Görgü tanıklarından birkaçı zina yaptıkları iddia edilen kişilerin şu eve şu şu tarihlerde birlikte geldiklerini gördüm diyebilir. Bir başka görgü tanığı, aynı evden birlikte ayrıldıklarını gördüğünü söyler. Bir başkası, önce kadın sonra erkek geldi, bunu gördüm, diyebilir. Bir başka görgü tanığı, aynı evden birlikte ayrıldılar, ben pencereden içeri baktığımda(!) dağınık bir yatak gördüm, diyebilir. Bir başkası, pencere açıktı, rüzgar perdeyi araladığı için tesadüfen içerisine baktım bir de göreyim, yatakta çırılçıplak sevişiyorlardı. Birçok görgü tanığı buna benzer tanıklıklar yapabilir ama ilişkiyi gözleriyle gören de olmayabilir.

 

Teknik takibe takılan konuşma ve görüntülere bakılır, bütün bilgiler bir evde buluşma ile ilgilidir, zaman zaman buluştuklarının bir kanıtı da kamera görüntüleridir.

 

Her bir şahit kendi adına delil toplar. Şikayete konu olan evli kadın ile yabancı erkekle görüşülür. Kadın da erkek de zina yapmadıklarını söyler ve iddiayı inkar ederler. Evli bir kadın yabancı bir erkekle uzak bir mahallede başkasına ait evde sohbet etmek için, dertleşmek, bir şeyler yiyip içmek için buluştuklarını söylerler.

 

Şahitler, sonunda şu kanaate varmış olabilirler:

Başvurduğumuz kişilerin hiçbiri gözleriyle cinsel ilişkiyi görmemiş. Teknik takipte de yok.
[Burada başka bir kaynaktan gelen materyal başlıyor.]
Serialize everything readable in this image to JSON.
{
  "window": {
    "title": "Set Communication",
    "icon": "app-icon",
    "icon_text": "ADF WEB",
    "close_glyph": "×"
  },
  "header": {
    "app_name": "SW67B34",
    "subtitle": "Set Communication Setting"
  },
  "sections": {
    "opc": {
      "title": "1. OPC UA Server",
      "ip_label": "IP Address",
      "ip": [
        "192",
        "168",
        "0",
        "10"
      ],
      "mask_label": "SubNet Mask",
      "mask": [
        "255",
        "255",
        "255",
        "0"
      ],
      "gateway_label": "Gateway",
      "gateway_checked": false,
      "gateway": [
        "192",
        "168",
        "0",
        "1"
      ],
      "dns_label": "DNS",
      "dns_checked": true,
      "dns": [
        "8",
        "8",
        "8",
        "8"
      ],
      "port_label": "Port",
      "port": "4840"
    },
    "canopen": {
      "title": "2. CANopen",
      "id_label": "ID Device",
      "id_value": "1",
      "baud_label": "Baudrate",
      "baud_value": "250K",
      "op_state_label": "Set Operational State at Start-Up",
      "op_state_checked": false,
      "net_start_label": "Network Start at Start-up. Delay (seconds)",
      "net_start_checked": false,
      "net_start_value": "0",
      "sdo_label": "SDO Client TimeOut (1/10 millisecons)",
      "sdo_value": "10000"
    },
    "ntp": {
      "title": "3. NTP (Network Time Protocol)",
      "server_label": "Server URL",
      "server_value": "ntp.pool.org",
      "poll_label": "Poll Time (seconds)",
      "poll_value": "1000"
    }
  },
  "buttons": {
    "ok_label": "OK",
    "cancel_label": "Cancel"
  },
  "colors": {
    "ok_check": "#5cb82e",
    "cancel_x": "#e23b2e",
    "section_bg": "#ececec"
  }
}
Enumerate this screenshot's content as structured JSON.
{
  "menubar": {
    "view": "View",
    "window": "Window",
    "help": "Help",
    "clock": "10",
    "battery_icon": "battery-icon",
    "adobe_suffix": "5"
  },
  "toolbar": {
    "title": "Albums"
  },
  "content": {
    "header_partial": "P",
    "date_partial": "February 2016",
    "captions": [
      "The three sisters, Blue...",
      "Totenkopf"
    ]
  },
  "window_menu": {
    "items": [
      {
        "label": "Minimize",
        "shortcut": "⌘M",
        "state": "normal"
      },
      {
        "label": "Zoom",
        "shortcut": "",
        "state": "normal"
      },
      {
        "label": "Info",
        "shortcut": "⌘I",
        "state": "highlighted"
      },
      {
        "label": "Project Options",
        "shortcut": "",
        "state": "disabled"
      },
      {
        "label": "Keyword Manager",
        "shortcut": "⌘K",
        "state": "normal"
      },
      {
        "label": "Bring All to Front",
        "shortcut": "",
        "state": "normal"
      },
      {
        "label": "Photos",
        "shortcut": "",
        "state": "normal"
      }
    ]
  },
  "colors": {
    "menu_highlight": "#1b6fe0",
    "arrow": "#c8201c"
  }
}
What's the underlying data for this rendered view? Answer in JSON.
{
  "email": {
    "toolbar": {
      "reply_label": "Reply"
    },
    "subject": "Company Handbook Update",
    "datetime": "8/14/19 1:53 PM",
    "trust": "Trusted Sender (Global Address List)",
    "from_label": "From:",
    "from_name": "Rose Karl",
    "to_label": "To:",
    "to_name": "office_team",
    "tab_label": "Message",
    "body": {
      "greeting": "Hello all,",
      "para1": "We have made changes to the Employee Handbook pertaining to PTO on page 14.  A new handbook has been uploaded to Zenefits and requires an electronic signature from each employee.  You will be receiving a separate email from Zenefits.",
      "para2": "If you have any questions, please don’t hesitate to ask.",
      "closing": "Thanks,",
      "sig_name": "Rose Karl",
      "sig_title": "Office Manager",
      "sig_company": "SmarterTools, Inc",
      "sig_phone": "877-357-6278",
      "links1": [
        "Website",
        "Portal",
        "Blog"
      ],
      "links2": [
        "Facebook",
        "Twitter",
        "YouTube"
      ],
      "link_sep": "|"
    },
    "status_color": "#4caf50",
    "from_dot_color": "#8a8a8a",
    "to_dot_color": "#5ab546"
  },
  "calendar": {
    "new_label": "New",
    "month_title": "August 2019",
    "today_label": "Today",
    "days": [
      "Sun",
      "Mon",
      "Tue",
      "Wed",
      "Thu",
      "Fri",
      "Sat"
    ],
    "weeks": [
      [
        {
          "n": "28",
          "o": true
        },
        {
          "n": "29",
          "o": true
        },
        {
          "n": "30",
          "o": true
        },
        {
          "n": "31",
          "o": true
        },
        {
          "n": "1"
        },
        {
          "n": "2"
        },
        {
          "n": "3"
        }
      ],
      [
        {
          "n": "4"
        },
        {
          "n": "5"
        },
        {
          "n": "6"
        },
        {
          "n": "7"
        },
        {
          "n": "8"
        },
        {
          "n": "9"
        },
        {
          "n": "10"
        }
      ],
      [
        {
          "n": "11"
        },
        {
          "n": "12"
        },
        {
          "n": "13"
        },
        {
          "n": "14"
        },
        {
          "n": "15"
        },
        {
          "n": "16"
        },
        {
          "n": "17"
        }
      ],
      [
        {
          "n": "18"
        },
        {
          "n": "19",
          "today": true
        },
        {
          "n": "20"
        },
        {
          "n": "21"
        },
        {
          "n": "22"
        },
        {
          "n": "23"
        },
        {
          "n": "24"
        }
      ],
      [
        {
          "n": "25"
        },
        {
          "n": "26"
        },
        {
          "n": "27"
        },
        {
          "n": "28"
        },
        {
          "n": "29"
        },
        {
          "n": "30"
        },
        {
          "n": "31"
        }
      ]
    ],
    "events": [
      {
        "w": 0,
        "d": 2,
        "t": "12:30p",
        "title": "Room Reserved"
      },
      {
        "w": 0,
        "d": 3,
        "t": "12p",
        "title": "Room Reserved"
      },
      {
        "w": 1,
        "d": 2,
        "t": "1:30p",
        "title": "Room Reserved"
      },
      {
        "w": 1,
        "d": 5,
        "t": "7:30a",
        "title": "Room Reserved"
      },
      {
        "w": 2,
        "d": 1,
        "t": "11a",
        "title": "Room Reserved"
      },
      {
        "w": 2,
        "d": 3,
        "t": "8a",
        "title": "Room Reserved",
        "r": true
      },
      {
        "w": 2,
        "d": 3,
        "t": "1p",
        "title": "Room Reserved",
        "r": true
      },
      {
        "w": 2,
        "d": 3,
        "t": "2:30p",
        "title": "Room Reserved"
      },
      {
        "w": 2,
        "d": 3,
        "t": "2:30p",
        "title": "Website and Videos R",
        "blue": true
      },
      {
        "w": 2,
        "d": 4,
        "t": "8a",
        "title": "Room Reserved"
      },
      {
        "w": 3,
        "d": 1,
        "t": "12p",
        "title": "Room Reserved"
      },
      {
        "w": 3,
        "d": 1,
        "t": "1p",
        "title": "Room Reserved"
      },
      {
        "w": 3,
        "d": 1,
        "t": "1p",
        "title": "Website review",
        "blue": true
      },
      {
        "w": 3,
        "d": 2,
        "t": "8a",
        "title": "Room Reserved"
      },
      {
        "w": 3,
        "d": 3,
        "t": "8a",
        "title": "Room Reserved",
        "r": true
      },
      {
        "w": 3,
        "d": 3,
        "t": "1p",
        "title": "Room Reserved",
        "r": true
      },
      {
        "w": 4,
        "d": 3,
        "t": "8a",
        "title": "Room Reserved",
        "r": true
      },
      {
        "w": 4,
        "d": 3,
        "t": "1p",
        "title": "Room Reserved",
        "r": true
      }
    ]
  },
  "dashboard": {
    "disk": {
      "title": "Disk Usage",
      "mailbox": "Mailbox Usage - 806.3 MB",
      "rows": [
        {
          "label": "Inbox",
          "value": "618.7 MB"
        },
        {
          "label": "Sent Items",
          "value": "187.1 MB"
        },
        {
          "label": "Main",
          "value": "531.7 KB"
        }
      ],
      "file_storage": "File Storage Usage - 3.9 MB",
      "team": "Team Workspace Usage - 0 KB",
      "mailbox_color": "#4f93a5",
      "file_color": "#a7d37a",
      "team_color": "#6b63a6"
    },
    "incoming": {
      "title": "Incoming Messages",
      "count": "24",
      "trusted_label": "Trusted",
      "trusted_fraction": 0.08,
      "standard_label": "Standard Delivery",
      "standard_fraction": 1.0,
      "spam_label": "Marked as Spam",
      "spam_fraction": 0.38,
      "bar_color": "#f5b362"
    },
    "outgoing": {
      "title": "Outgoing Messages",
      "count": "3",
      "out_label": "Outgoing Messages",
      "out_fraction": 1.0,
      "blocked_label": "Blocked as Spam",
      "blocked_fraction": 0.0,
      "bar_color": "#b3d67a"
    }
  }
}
Telefon görüşmeleri, mesajlar, e-mailler, kamera görüntülerinde açık ve yalın bir ifade yok! Ama benim kanaatim falan kadınla erkek arasında zina ilişkisi var! Diyebilir. Bu kanaatiyle hakemler huzurunda şahitlik yapabilir!

 

Hazırladığı dosyada da Deliller bunlar, açıkça ilişkiyi gören yok ama benim kanaatime göre bu kadın bu erkekle zina yaptı”, diye yazabilir.

 

Eğer şahitlerin dördü de söz konusu kişilerin zina yaptıkları yönünde şahitlik yaparsa, mahkeme/hakemler zinaya hükmederler.  

 

Gelelim klasik fıkıhtaki zina suçunun tespitine veya klasik kaynakları yanlış okuyanların görüşüne Görgü tanıklarından şahitlik yapabilecek dürüst, aklı başında ve güvenilir dört erkek kişi cinsel ilişki kurmaları haram olan kişilerin ilişkisini, yani cinsel organın giriş-çıkışını gözleriyle görmüş ve mahkemede de aynı gördükleri üzerine şahitlik yaparlarsa zina suçu kararı verilmiş olur.

 

Klasik kaynaklar eğer böyle okunuyorsa ve anlaşılıyorsa, evli bir kadın yabancı bir erkekle ancak pornografik canlı bir gösteri yaparsa zina suçu tespit edilebilir, aksi halde mümkün değildir!

 

Tartışmacı arkadaşlar, zinada dört şahidin ne işe yaradığını klasik şekilde anlıyorlarsa, bizler boşuna tartışıyoruz. Çünkü ZİNA SUÇU İŞLEMEK MÜMKÜN; FAKAT, TESPİT ETMEK MUHAL OLACAKTIR!

 

 

 


YorumcuYorum
Sam Adian
15.07.2012
00:50

Sayın Mr.Ozdemir

Senaryonun başarılı olduğunu söylemeliyim. Ama sadece senaryo olarak…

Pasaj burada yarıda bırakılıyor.